Rootbound, Rewilding a Life, by Alice Vincent, book review

Rootbound, Rewilding a Life, by Alice Vincent, book review

From the author of How to Grow Stuff comes a horticultural memoir that will resonate with the new generation of urban gardeners. Reviewer Matt Collins is head gardener at the Garden Museum

Published: February 10, 2020 at 11:23 am

Rootbound: Rewilding a Life
by Alice Vincent
Canongate Books
£14.99
ISBN 978-1786897701

An inquisitiveness underpins Alice Vincent’s new book: a natural compulsion to seek and nurture green amid London’s grey. She takes pleasure in ‘reading the hidden language’ of plants; those gradually filling her balcony, and those that spring, weedy and determined, from cracks in the city’s civic infrastructure.

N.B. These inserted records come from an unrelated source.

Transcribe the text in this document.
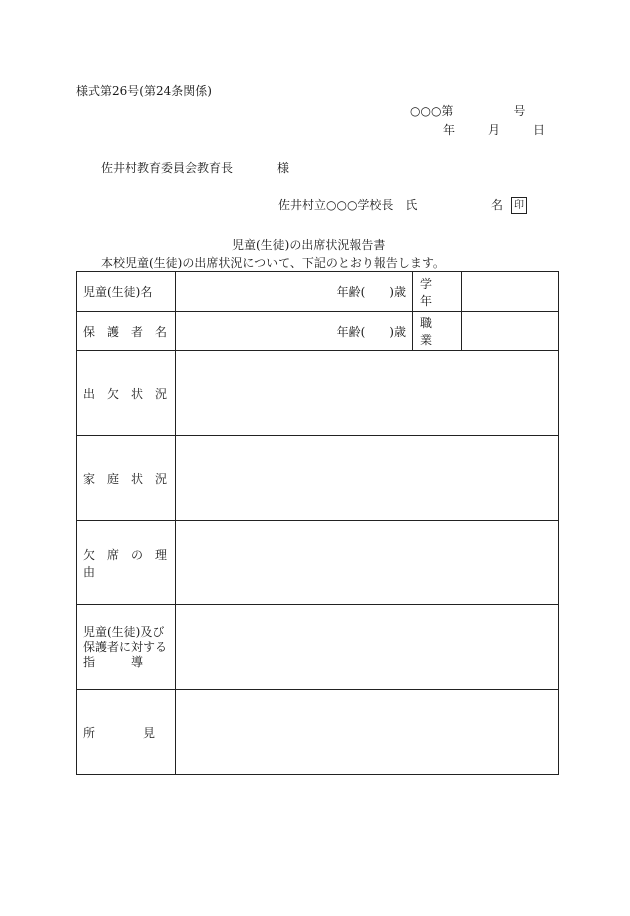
様式第26号(第24条関係)
○○○第　　　　　号
年　　月　　日
佐井村教育委員会教育長	様
佐井村立○○○学校長　氏	名	印
児童(生徒)の出席状況報告書
本校児童(生徒)の出席状況について、下記のとおり報告します。
児童(生徒)名	年齢(　　)歳	学　年	

保　護　者　名	年齢(　　)歳	職　業	

出　欠　状　況			
家　庭　状　況			
欠　席　の　理　由			

児童(生徒)及び
保護者に対する
指　　　導			

所　　　　見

It is Nature’s unwavering constancy that Vincent finds grounding, as a twenty-something millennial contending with the pressures of ambition, adulthood, loneliness and heartache. ‘Perhaps in plants I could find … a steadfast way of being,’ she writes, ‘far beyond a life I had come to expect for myself.’

Known by her Instagram handle @noughticulture and as a gardening writer for The Telegraph, Vincent’s is the voice of a new generation of gardeners, who, starved of space, exercise green fingers through houseplants and community plots. As such, Rootbound is both relevant and important, questioning what it means to call oneself a gardener, and where horticulture fits within the modern urban experience.

The central narrative, however, is deeply personal: shaken by a sudden change of circumstances, Vincent is forced to diverge from a comfortable path and wrestle with the expectations thrust upon Generation Y. Parties, bike rides and city breaks segue neatly into horticultural insights and mini-histories: we hear about the women excluded from botanical institutions and how Monstera deliciosa crept back into our homes. We’re taken to cherished green spaces in New York, Berlin and Japan, and many of the vital oases that constitute London’s ‘green lungs’. Vincent chronicles her cultivation of plants such as nasturtium, sedum and sweet pea, but also – crucially – relates how gardening can offer stability in uncertain times.